Dalam bait penutup Chairil:
“Bung Karno! Kau dan aku satu zat satu
urat
Di zatmu di zatku kapal-kapal kita berlayar
Di uratmu di uratku kapal-kapal kita bertolak & berlabuh.”
Kata “zat” dan “urat” adalah metafora persaudaraan spiritual —
darah yang sama mengalir di tubuh penyair dan pemimpin.
Mereka berlayar dengan kapal yang sama: kapal Indonesia.
6. Dua Jalan Menuju Keabadian
Politik mungkin berakhir bersama masa jabatan,
namun puisi tak mengenal tanggal pensiun.

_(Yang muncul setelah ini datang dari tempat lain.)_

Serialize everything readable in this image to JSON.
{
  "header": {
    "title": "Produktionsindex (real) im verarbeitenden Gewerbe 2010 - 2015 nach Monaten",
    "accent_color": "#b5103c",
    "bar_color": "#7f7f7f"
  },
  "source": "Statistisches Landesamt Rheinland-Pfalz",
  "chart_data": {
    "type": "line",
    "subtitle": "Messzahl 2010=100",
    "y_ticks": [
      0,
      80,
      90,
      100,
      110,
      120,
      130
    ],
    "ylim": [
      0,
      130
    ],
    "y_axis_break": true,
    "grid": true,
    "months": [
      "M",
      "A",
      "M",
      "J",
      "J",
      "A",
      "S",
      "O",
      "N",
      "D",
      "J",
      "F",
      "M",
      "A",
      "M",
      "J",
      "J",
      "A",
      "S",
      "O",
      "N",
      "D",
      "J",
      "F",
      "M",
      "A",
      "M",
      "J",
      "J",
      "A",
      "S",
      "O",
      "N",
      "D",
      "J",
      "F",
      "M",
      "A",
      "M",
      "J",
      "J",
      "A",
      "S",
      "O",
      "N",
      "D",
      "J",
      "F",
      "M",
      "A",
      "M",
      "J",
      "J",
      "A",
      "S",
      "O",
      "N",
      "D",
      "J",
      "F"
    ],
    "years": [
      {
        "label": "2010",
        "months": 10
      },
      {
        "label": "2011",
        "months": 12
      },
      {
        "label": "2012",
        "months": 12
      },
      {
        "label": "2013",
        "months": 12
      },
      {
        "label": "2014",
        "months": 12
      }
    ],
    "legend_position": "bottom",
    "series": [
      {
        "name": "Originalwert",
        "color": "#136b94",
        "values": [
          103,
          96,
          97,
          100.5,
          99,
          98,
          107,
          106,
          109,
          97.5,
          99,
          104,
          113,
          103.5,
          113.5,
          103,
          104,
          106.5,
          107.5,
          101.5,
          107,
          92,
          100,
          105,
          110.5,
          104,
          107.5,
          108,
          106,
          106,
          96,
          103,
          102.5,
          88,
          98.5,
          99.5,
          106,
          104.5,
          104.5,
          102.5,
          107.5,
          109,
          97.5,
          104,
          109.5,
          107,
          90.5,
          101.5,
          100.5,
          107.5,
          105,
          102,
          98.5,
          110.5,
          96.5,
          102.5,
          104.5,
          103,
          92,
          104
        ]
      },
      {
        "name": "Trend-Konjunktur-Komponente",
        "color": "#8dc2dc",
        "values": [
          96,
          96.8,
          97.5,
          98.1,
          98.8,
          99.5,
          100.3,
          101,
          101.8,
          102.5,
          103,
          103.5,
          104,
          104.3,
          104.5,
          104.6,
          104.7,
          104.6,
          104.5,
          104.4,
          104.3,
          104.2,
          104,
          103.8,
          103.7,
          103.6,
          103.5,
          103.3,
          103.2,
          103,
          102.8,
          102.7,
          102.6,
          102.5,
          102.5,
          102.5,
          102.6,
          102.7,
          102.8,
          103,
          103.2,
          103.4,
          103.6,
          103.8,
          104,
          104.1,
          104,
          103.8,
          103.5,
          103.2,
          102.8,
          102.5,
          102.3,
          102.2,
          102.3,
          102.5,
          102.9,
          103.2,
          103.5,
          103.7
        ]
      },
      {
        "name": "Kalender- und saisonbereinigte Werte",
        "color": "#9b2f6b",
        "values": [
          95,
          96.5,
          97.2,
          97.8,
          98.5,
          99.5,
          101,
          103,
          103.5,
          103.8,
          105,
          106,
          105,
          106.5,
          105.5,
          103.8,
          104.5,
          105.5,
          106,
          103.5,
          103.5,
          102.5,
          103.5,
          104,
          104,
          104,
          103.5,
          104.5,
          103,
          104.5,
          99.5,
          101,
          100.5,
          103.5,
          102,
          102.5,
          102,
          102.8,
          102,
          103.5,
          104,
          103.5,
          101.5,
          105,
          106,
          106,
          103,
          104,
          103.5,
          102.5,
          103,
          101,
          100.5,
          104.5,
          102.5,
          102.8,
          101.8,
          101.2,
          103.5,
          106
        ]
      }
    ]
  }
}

Dan ketika keduanya bertemu,
politik menjadi berjiwa,
puisi menjadi bermakna sejarah.
Chairil Anwar menulis untuk memberi ruh pada perjuangan;
Bung Karno berpidato untuk memberi bentuk pada ruh itu.
Satu berbisik di hati bangsa,
satu berteriak di panggung sejarah.
Mereka berdua mengingatkan kita,
bahwa kemerdekaan bukan hanya urusan senjata,
tetapi juga urusan kata —
kata yang menyalakan kesadaran,
kata yang meneguhkan keberanian,
kata yang menumbuhkan cinta pada tanah air.
7. Penutup: Indonesia, Puisi yang Tak Pernah Usai
“Persetujuan dengan Bung Karno”
bukan sekadar puisi politik,
melainkan janji kesetiaan pada semangat bangsa.
Ia menunjukkan bahwa penyair tidak berdiri di luar sejarah,
melainkan menjadi saksi dan penggeraknya.
Dalam setiap “urat” dan “zat” yang disebut Chairil,
kita membaca pesan yang lebih dalam:
bahwa Indonesia lahir dari pertemuan antara bisikan dan teriakan,
antara pena dan podium,
antara Chairil Anwar dan Bung Karno.
Dan hingga kini,
kita masih melanjutkan persekutuan itu —
menulis dan berteriak,
berpikir dan bertindak,
agar Indonesia tetap menjadi puisi yang menulis dirinya sendiri.